Feasibility is binary: Enough about what is wrong, what can we do instead? Feasibility is not a relative measure, it is binary. “Maybe” is a problem, ‘cuz it doesn’t fit into binary very well. In my experience, “maybe” is the right answer until the project is complete. So lets propose a metric on what drives “maybe”, risk. Risk is derived from the bets you made on specific outcomes that may not happen as predicted. The amount of risk depends on each bet, your confidence in that bet (or probability of desired outcome), and the impact of that bet in terms of budget and/or schedule. The rag status can be considered “green” when the schedule and budget “cover” the known risk impacts at a certain confidence or above. The organization or project stakeholders can establish certain risk “levels” to report status – red, amber and green.
Quantified Risk Impact: This using quantified risk impact versus budget and schedule is at least a way to take the subjectivity out of the status indicator. We must also understand that risk is relative to remaining budget and schedule. As the project progresses, the less risk you have the ability to accept or mitigate. So you want to retire risk as fast or faster, relative to the project as you complete work. This requires frequent re-assessment of risk – and a measure of “risk remaining” along with “work remaining” alongside your budget and schedule remaining metrics.
Risk Mitigation: The last thing is the work required to mitigate risk. When a risk is uncovered, or identified, the project team decides whether to accept the risk (make the bet) or to mitigate the risk (hedge the bet). Mitigating the risk requires adding work to the plan to reduce the impact of the bad outcome. The mitigation activities are added to the other planned activities, and when they are complete the impact of the risk is reduced. (this is a common mistake, that because we planned the mitigation, we reduce the impact of the risk) Risk mitigation is performed, based on mitigation cost versus risk impact and probability. Planners schedule risk mitigation, so that it is complete before risk impact is “realized”, but starting “as late as possible” so that I do not incur the mitigation cost, if the impact appears less likely or less costly as time passes.
So the final stupid thing is really that all projects traditionally start “green”. You have no team, no details, a desired scope, a budget and a desired completion date, and we say we are green. A project should be Red until the core team is on-line. A project should be Amber until the team has demonstrated that they can meet planned delivery milestones. Yet to most of us, this appears counter-intuitive. The deadline is far off – we have plenty of time to recover, to get our stuff together, how can the status be red. It’s simple. Until the team is formed and demonstrating that they can deliver at planned capacity, they are the biggest risk, and the risk impact is the delta between expected delivery and actual delivery – which at the beginning is “The Whole Project”.

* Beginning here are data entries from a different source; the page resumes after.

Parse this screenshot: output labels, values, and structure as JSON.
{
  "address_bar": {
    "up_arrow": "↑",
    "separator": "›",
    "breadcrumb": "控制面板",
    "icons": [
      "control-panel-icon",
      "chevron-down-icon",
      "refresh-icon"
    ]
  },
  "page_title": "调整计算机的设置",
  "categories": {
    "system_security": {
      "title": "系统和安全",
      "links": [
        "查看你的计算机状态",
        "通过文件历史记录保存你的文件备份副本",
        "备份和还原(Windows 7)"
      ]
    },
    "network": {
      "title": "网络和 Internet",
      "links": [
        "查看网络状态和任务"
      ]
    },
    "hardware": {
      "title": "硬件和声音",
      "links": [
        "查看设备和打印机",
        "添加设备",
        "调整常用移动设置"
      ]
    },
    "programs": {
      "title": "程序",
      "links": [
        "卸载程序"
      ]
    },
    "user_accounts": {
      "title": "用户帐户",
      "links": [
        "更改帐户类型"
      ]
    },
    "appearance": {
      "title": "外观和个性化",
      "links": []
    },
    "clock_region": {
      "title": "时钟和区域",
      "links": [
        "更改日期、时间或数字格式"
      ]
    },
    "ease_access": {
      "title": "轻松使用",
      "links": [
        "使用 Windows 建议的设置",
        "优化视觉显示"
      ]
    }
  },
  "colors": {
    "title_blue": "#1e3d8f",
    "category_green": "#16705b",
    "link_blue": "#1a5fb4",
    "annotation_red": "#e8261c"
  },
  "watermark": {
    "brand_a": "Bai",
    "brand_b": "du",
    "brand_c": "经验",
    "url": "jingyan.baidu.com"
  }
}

My recommendation: Make your projects earn their amber or green status. Start projects red, have clear guidelines around risk and delivery for “earning” their amber or green statuses. History has shown with so many projects failing to deliver full scope, on time, on budget, with expected quality and business value – starting green lulls us into a false sense of security. It allows executives to feel like we (the project team) have it under control, when in reality we just have a long fuse on a ticking bomb. When the project goes “red” the executive asks “How did this happen” – the answer really is, most likely, that we never really had it under control in the first place, we just assumed that we had enough time to recover.